Olive oil, for deep-frying
4 5½ oz. salmon fillets, skin and bones removed
Plain flour, seasoned with salt and pepper, for dusting
Beer batter
1 cup cold beer
1 cup plain flour
2 egg whites, whipped to soft peaks
Salt
Harissa mayonnaise
1½ teaspoons harissa (a North African chili condiment, available from delis)
4 tablespoons mayonnaise
Lemon wedges, to serve
1. For the batter, mix together the flour and the beer, then fold in the egg whites.
2. Heat the oil in a deep-fat fryer or large pan to 350*F (180*C)-either measure this with a thermometer or drop a cube of bread into the oil: it should brown in about 15 seconds.
3. Season the fish with sea salt and cracked pepper, then dust in seasoned flour and shake off the excess. Dip the fish in the batter, drain off the excess, and deep-fry until golden. Drain on paper towel and season with salt.
4. Stir the harissa into the mayonnaise. Serve the fish with harissa mayonnaise and lemon wedges.
Serves 4
The Roadside Diner
Lobster Roll (aka Lunch)
Heralding steadfast commitment to a red-white-and-blue color scheme, with striped awnings, American flag, and nautical mementoes, this kitschy seafood diner on the stretch to Montauk is a vivid reminder that you are now leaving the privet hedges behind you. When cruising to the beach, this pull-off-the-highway restaurant is the must-stop for devotees of its namesake fare. (The generous mound of creamy lobster meat on a briochey potato roll is certainly tasty but with more richness than the lobster deserves, for my liking.) A mix of indoor and outdoor eating cobbled together, with lacquered wooden booths or plastic tables under an umbrella, "Lunch" usually allows a spot to satisfy all your seaside fantasies-and the menu is a real trip to Atlantis. Fried oyster rolls, tempura puffers (aka blowfish), clam chowders, tuna steak sandwiches. If it is found under the sea and can be caught, it will be served up here. The "Real McCoy" fish and chips is a tempura-battered coldwater cod with crinkle-cut chips and tartar sauce.

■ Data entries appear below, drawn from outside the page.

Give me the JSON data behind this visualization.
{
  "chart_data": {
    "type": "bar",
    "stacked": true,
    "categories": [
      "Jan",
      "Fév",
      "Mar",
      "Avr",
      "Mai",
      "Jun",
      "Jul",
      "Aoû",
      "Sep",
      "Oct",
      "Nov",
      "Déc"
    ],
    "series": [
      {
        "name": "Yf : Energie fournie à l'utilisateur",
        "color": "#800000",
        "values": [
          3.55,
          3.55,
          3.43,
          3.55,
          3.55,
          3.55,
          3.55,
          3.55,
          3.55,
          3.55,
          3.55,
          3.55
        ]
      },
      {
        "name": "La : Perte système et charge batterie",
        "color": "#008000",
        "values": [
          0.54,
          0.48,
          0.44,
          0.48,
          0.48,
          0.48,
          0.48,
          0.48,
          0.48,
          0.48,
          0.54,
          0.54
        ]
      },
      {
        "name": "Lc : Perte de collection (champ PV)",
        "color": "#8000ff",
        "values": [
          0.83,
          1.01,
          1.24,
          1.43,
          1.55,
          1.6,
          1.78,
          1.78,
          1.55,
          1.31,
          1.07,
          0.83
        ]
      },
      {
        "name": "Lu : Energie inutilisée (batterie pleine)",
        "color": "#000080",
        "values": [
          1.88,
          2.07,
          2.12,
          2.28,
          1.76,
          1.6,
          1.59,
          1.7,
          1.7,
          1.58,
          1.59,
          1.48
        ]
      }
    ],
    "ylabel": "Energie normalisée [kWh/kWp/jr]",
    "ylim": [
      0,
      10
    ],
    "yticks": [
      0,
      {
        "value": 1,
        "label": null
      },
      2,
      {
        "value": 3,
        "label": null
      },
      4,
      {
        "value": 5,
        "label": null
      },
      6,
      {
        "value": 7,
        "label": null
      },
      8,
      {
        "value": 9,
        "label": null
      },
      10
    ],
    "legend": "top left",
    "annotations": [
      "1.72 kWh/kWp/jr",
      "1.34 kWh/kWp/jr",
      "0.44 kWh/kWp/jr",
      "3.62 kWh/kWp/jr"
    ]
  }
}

1980 Montauk Highway, Amagansett; 631-267-3740
The Pub Restaurant
Rowdy Hall
Even though their name was swiped from an old East Hampton boarding house of ill repute, on summer evenings, when this faux English public house is really humming, acoustics are a challenge. Cozily situated off quiet mews, and decked out in dark wood with a copper-topped bar and muted lighting, Rowdy Hall offers atmospheric and unpretentious dining. The menu is varied but a tad bipolar; hearty offerings of British-pub grub and French-bistro fare, with some down-home accents. There's impressive French onion soup, steamed mussels, and the cult Rowdy Burger, arguably the best bun-food in the Hamptons. Rowdy is also the place to enjoy the most traditionally British fish and chips in town: a pollack fillet (with respect to the ever-dwindling cod) in crisp and golden Guinness stout batter is served in a newspaper twist with hand-cut "fries" and malt vinegar.
10 Main Street, in the Parish Mews, East Hampton; 631-324-8555
The Unpolished Gem
The Fish Farm
For some real-deal escapism, follow the dirt road to this quirky breeding ground for fish, lobsters and crabs, where you'll encounter a landscape of over-sized concrete tanks, rusty iron sheds, a wooden kiosk counter offering home-cooked fresh seafood with a French-village food store dropped in the middle. Think post-apocalyptic with a touch of Provence. There is spanking-fresh seafood lightly handled-delicious lobster with butter or mussels in white wine and garlic-and such fare as tuna steak in ponzu or tequila lobster soup, as well as house-raised fried cod with chips. This is a wonderfully eccentric dining experience, so take a bottle of wine, let the kids run wild (if they have their Tetanus shots), and wander down to the ramshackle tables by the water, where you'll dine in the glow of sunset over corrugated iron. Hamptons, what Hamptons?